You can expect that any of your end users could inline edit the above code snippet in their browser window to show the brand new feature, bypassing the feature flag and its rollout rules entirely. This is a fact about how client-side feature flags work—not a limitation in the LaunchDarkly platform.

This doesn’t mean that client-side feature flags are always a security vulnerability—it just means that there are some use cases where a client-side feature flag alone isn’t appropriate. For example:

  • Launching a feature that is press-, publicity-, or competitor- sensitive. In this situation, having a user enable the feature early could derail a launch, or tip your company’s hand. Even the feature flag key itself (e.g. brand.new.feature) could be sensitive. In this scenario, you can’t even afford to push the new front-end code to production prior to launch, even if it’s kept dark.
  • Entitlements. A client-side feature flag alone is not a sufficient control for locking users out of functionality that they shouldn’t be able to access. In this case, a client-side feature flag is fine assuming it’s coupled to a backend feature flag. For example, you can use the same feature flag (with the same rollout rules) on both the front-end (to disable a UI element) and the back-end (to control access to a REST endpoint triggered by that same UI element).
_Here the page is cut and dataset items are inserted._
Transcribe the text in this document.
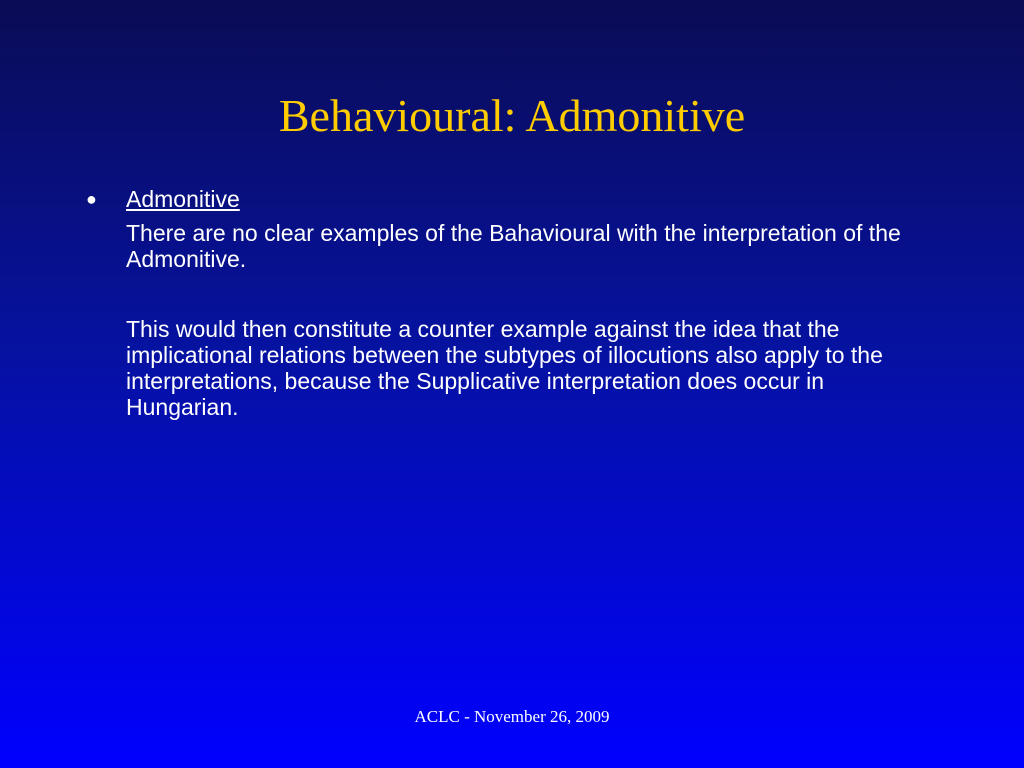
Behavioural: Admonitive
●	Admonitive

There are no clear examples of the Bahavioural with the interpretation of the Admonitive.

This would then constitute a counter example against the idea that the implicational relations between the subtypes of illocutions also apply to the interpretations, because the Supplicative interpretation does occur in Hungarian.

ACLC - November 26, 2009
Using client-side feature flags securely starts with choosing appropriate use cases. Ultimately, the choice depends on whether or not you can expose your new feature’s code to users that may not have the feature enabled.

2. Enable Secure Mode to Protect Customer Data

There’s a corollary to the observation that all JS code is fully exposed to the public—there is no way to securely pass authentication credentials to a 3rd party API from the front-end alone. Because anyone can view source, any API key or token that you pass to a 3rd party API via client-side JS is immediately exposed to users.

One solution to this problem is to sign requests—use a shared secret on the server-side to sign the data being passed to the 3rd party API to ensure that the data hasn’t been tampered with, or the request hasn’t been forged. Tools like Intercom take this approach. In Intercom’s case, request signing guarantees that a user can’t fetch chat conversations for a different user.

LaunchDarkly follows this approach as well. We call this Secure Mode, and when enabled, it guarantees that a user can’t impersonate another user and fetch their feature flag settings. Our server-side SDKs work in tandem with our client-side JavaScript SDK to make Secure Mode easy to implement. We recommend that all customers enable Secure Mode in their production environments.

3. Use a Package Manager to Bundle the SDK

There’s another aspect of security that comes with using any 3rd party service in your JavaScript—protecting yourself in case that service is attacked. Our recommended best practice is to embed our SDK in your code using a package manager, rather than injecting the SDK via script tag. We offer easy installation with popular package managers like npm, yarn, and bower. This does put the onus on you to upgrade when we release new versions of our SDK, but at the same time it can reduce latency to fetch the SDK and give you control in accepting updates.

Conclusion

We go to great lengths to ensure the security of our customers and their end users. We follow industry best practices in the operation of our service (we recently completed our SOC2 certification) in addition to providing advanced security controls in our product such as multi-factor authentication, scoped API access tokens, and role-based access controls. This approach to security extends to our client-side JavaScript SDK. By following the practices outlined here, you can ensure that your use of client-side feature flags keeps your data and your customers’ data safe.